Ian found success in weight loss after entering into a commitment contract. This contract stipulated that Ian would pay $500 each week if he failed to make planned progress toward his weight loss goal. The commitment contract required a referee to help Ian stay accountable.
Soon, Dean and Ian took the approach that worked so well for them to the public. stickK gives people with any kind of goal a tested and reliable way to meet it.
“We run the gamut, from health and wellness to financial well-being,” Jordan said. “Personal relationships, career development – you name it, we’ve seen it on stickK.”
An App for Singles Who Want to stickK to Dating
Our habits influence our personal relationships, especially the most intimate ones. Partners who live together interact with each other as a daily routine. Couples who live apart may send a quick text or call throughout the day to check in. These small acts do a lot to nurture relationships.
If you’re single, your habits will affect your dating life and relationship success. Whether you’re a chronic ghoster, self-saboteur, or are having a hard time finding the time and confidence to step into dating, identifying a clear goal is the first step to overcoming negative habits.
“The stickK approach is based on the principles of loss aversion,” Jordan explained. “The threat of losing something is actually more powerful and motivating than the lure of gaining something you never had. The threat of losing the $20 in your pocket is more motivating than the lure of gaining $20 you never had.”

stickK raises the price of the undesired behavior. “The problem is the gap between your short-term self and your long-term self. The long-term self wants to be happy and healthy in old age and have great and secure relationships,” Jordan said.
He continued, “But sometimes the short-term self wants to cancel the date or eat a cheeseburger. The behavioral science comes into play when we raise the immediate price of poor decision-making. We want to experience the consequences in real time.”
stickK can help daters align their long-term goals with their short-term actions. “If your goal is to message ten people on a dating app each week, or to set up one coffee date each week, the idea is to put the amount of money on it that’s too painful for you to not comply with it,” Jordan said.
The second layer of stickK’s approach is social accountability. “There’s a referee, and then there’s supporters,” Jordan said. “The referee is a singular individual who’s responsible for confirming the accuracy of your reports each week. Use intuition to choose your referee.”
Referees and support network members can get involved in the process through stickK.

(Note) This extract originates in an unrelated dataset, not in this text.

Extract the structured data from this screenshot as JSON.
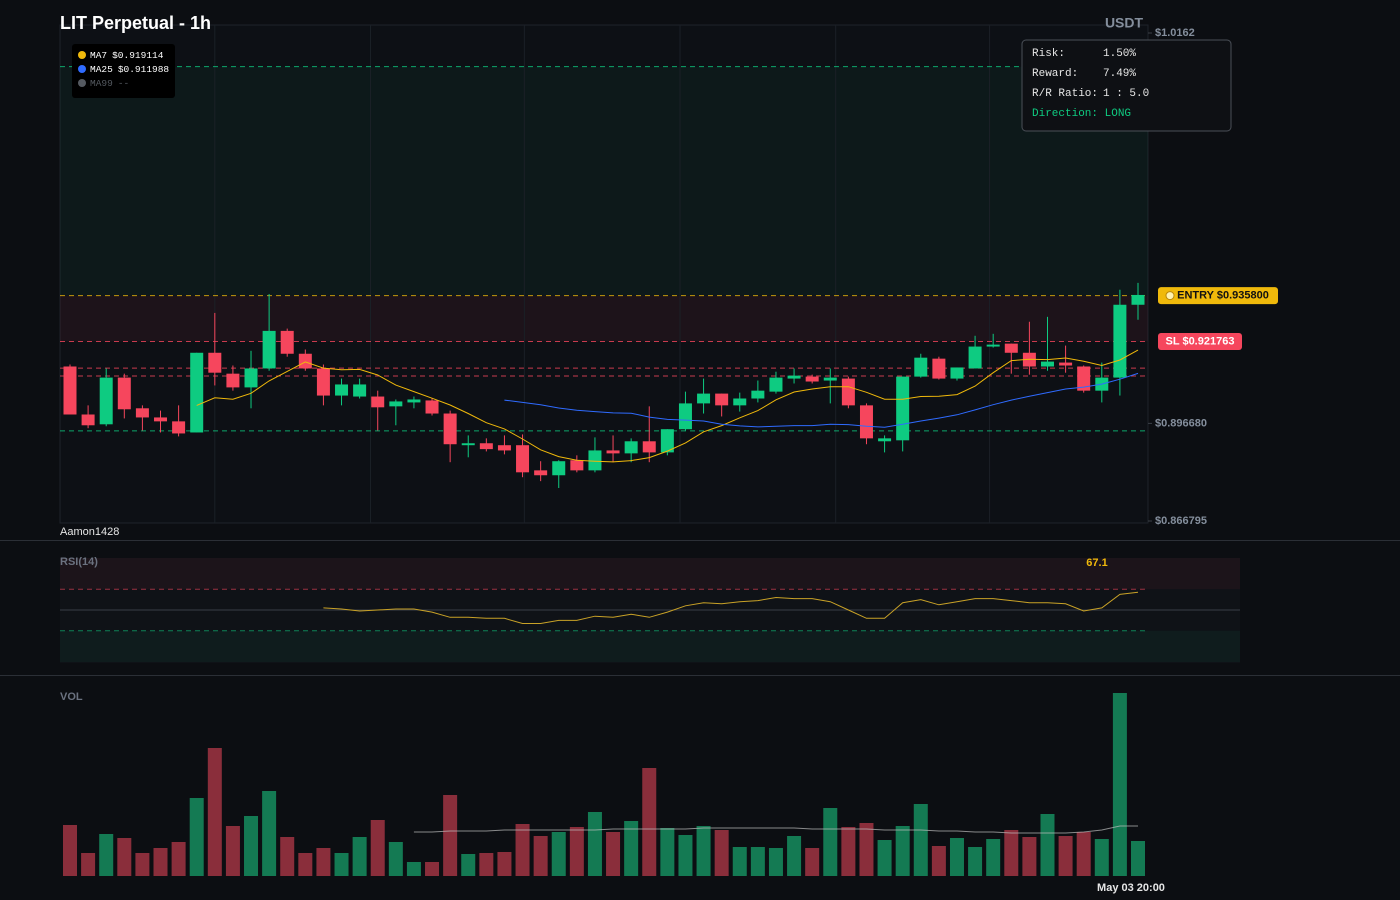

“The support network is the larger group of family and friends that can help you along the way, and there’s strength in numbers,” Jordan said. “We see a correlation between the quantity and quality of the engagement of the support network and success rates.”

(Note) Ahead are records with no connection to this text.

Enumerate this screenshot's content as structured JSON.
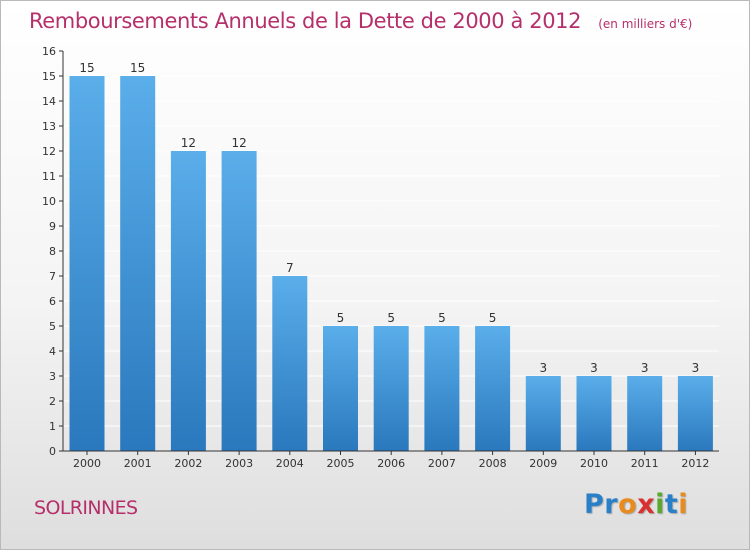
{
  "header": {
    "title": "Remboursements Annuels de la Dette de 2000 à 2012",
    "unit": "(en milliers d'€)"
  },
  "footer": {
    "commune": "SOLRINNES",
    "logo": {
      "text": "Proxiti",
      "letter_colors": [
        "#2a7fc9",
        "#2a7fc9",
        "#e98a1c",
        "#d92f2f",
        "#5aa832",
        "#2a7fc9",
        "#e98a1c"
      ]
    }
  },
  "colors": {
    "title": "#b5306b",
    "bar_top": "#5aaeea",
    "bar_bottom": "#2a78bd",
    "axis": "#333333",
    "label": "#333333",
    "grid": "#ffffff"
  },
  "chart_data": {
    "type": "bar",
    "title": "Remboursements Annuels de la Dette de 2000 à 2012",
    "categories": [
      "2000",
      "2001",
      "2002",
      "2003",
      "2004",
      "2005",
      "2006",
      "2007",
      "2008",
      "2009",
      "2010",
      "2011",
      "2012"
    ],
    "values": [
      15,
      15,
      12,
      12,
      7,
      5,
      5,
      5,
      5,
      3,
      3,
      3,
      3
    ],
    "yticks": [
      "0",
      "1",
      "2",
      "3",
      "4",
      "5",
      "6",
      "7",
      "8",
      "9",
      "10",
      "11",
      "12",
      "13",
      "14",
      "15",
      "16"
    ],
    "ylim": [
      0,
      16
    ],
    "grid": true,
    "data_labels": true
  }
}
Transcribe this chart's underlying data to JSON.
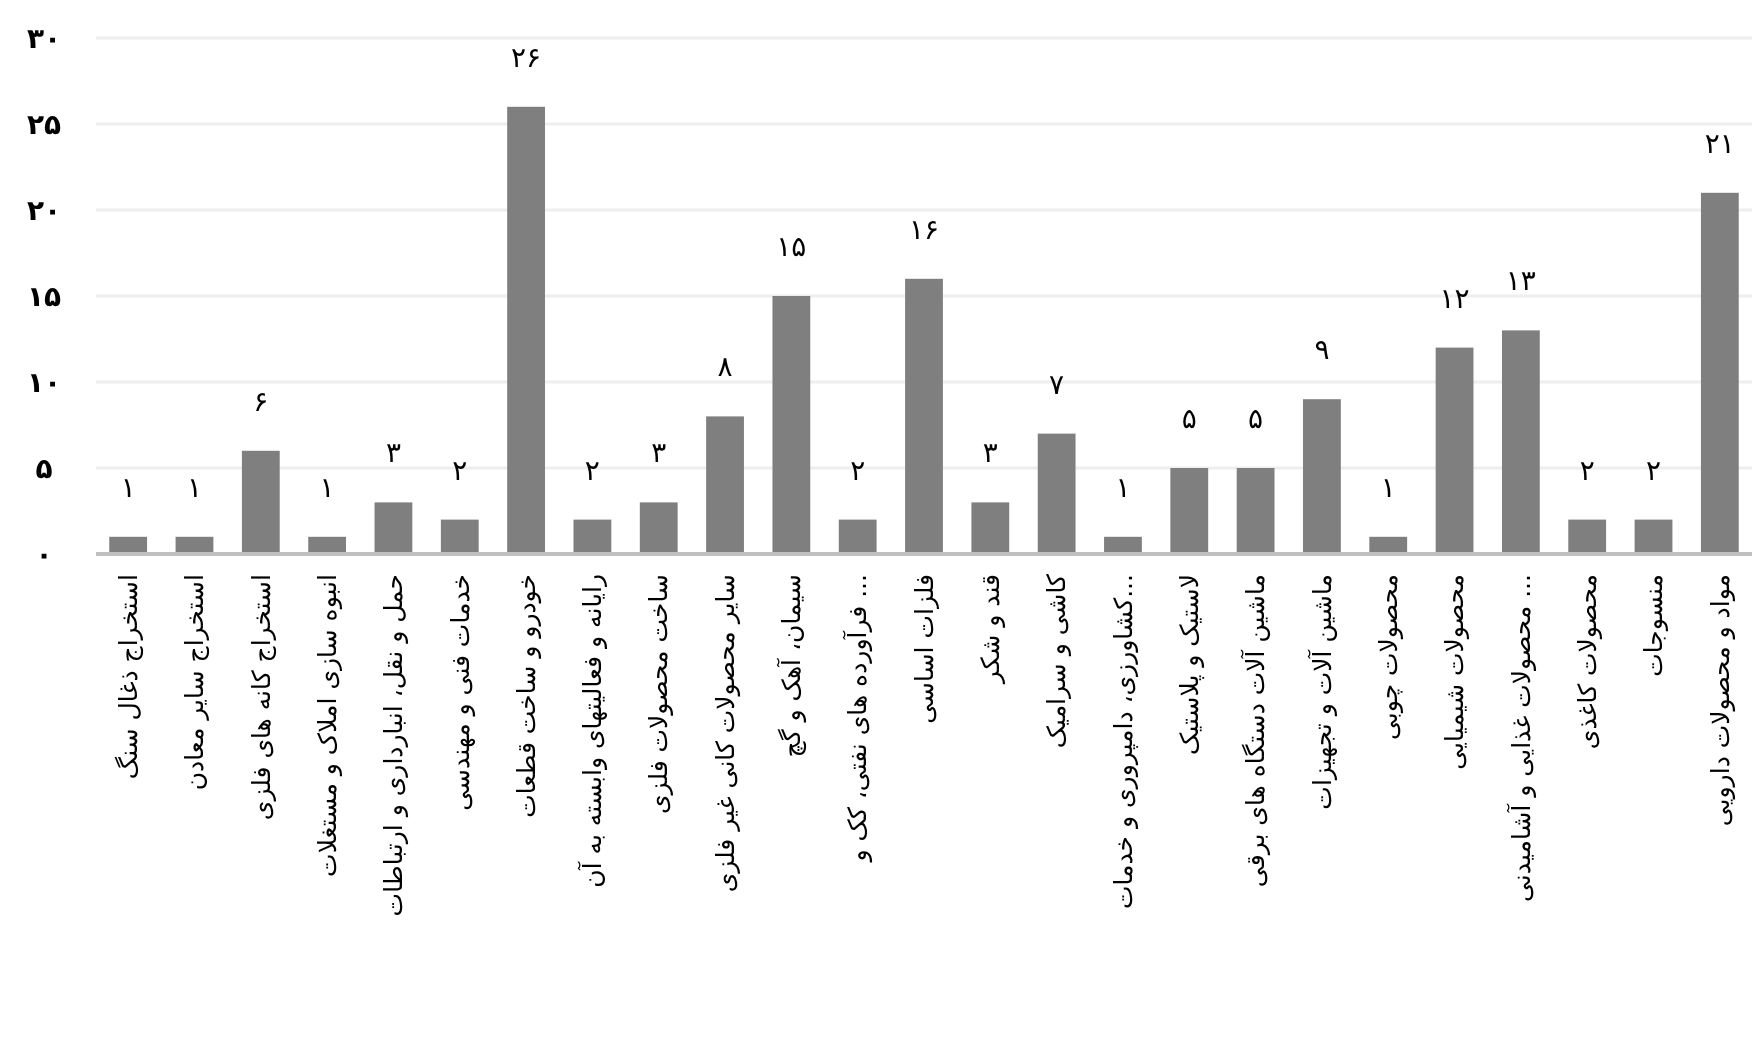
{
  "chart_data": {
    "type": "bar",
    "categories": [
      "استخراج ذغال سنگ",
      "استخراج سایر معادن",
      "استخراج کانه های فلزی",
      "انبوه سازی املاک و مستغلات",
      "حمل و نقل، انبارداری و ارتباطات",
      "خدمات فنی و مهندسی",
      "خودرو و ساخت قطعات",
      "رایانه و فعالیتهای وابسته به آن",
      "ساخت محصولات فلزی",
      "سایر محصولات کانی غیر فلزی",
      "سیمان، آهک و گچ",
      "فرآورده های نفتی، کک و ...",
      "فلزات اساسی",
      "قند و شکر",
      "کاشی و سرامیک",
      "کشاورزی، دامپروری و خدمات...",
      "لاستیک و پلاستیک",
      "ماشین آلات دستگاه های برقی",
      "ماشین آلات و تجهیزات",
      "محصولات چوبی",
      "محصولات شیمیایی",
      "محصولات غذایی و آشامیدنی ...",
      "محصولات کاغذی",
      "منسوجات",
      "مواد و محصولات دارویی"
    ],
    "values": [
      1,
      1,
      6,
      1,
      3,
      2,
      26,
      2,
      3,
      8,
      15,
      2,
      16,
      3,
      7,
      1,
      5,
      5,
      9,
      1,
      12,
      13,
      2,
      2,
      21
    ],
    "value_labels": [
      "۱",
      "۱",
      "۶",
      "۱",
      "۳",
      "۲",
      "۲۶",
      "۲",
      "۳",
      "۸",
      "۱۵",
      "۲",
      "۱۶",
      "۳",
      "۷",
      "۱",
      "۵",
      "۵",
      "۹",
      "۱",
      "۱۲",
      "۱۳",
      "۲",
      "۲",
      "۲۱"
    ],
    "color": "#7f7f7f",
    "ylim": [
      0,
      30
    ],
    "yticks": [
      {
        "value": 0,
        "label": "۰"
      },
      {
        "value": 5,
        "label": "۵"
      },
      {
        "value": 10,
        "label": "۱۰"
      },
      {
        "value": 15,
        "label": "۱۵"
      },
      {
        "value": 20,
        "label": "۲۰"
      },
      {
        "value": 25,
        "label": "۲۵"
      },
      {
        "value": 30,
        "label": "۳۰"
      }
    ],
    "grid": "y"
  }
}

The Power of Changing Your Behavior
stickK offers a unique approach for singles who are ready to stay true to their dating commitments. The app can give daters the extra kick they need to keep their goal as the motivator of their actions, and it is likely an approach most singles haven’t tried before.

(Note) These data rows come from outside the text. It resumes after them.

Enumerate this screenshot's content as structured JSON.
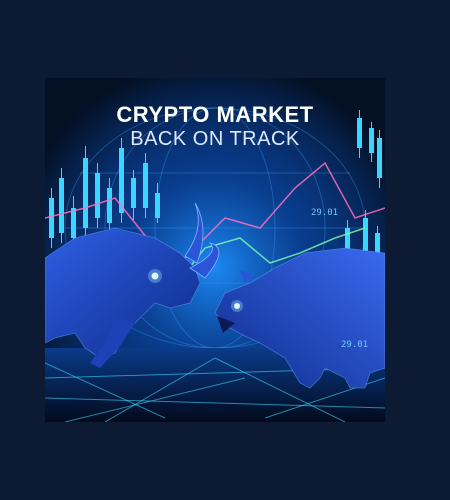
{
  "headline": {
    "line1": "CRYPTO MARKET",
    "line2": "BACK ON TRACK"
  },
  "price_tags": [
    "29.01",
    "29.01"
  ],
  "colors": {
    "page_background": "#0d1a33",
    "art_background": "#041024",
    "glow_blue": "#1a7dff",
    "cyan": "#3ad6ff",
    "pink_line": "#ff6fc0",
    "green_line": "#7dffb0"
  },
  "subjects": [
    "bull",
    "bear"
  ]
}
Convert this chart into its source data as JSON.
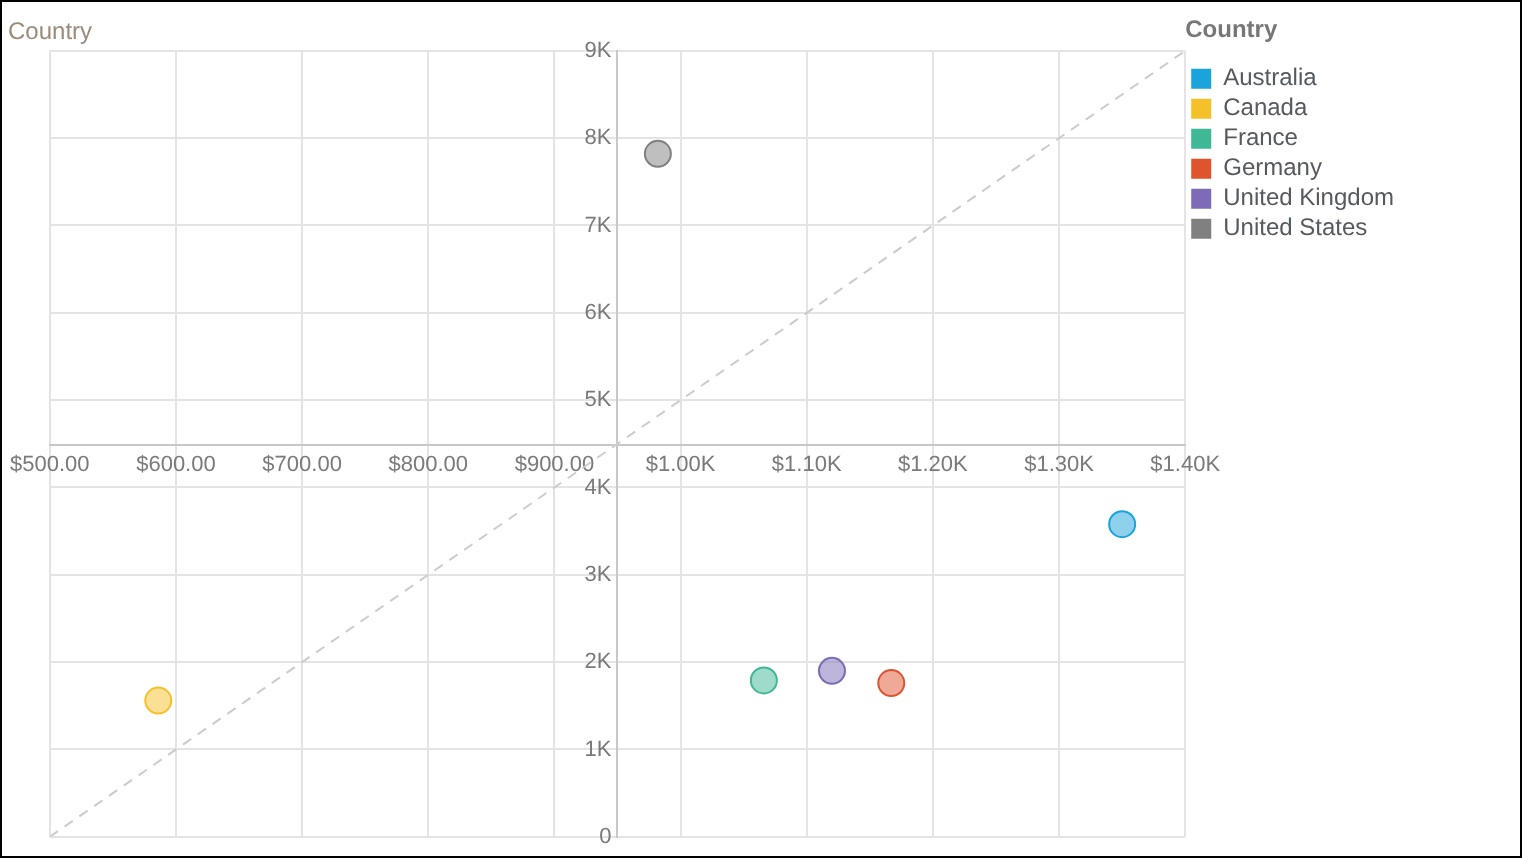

Many factors could prevent a person from achieving their dating goals. Some daters experience anxiety around dating. Some may feel great about online swiping and chatting but feel such intense nerves before a date that they cancel.

Other singles may feel stress about online dating, which prevents them from looking into new apps and exploring options.
“A lot of people have difficulty taking that first step. So it’s important to not set goals focused on a certain outcome, but rather on a new or incremental behavior.,” Jordan said.
With stickK, users can set the goals that are important to them. If simply going on a date has been a challenge, a person’s goal could be to go on two dates each week. The odds are that each date will help build social skills and lessen the jitters.
“In the behavioral science world, what we say is that you’ve got to meet people where they are,” Jordan said. “If you’re at Point A, we’re not trying to get you to Point Z. We’re just trying to nudge you to the next step, and then take a breather, and then the next step. It all goes back to a tried-and-true method.”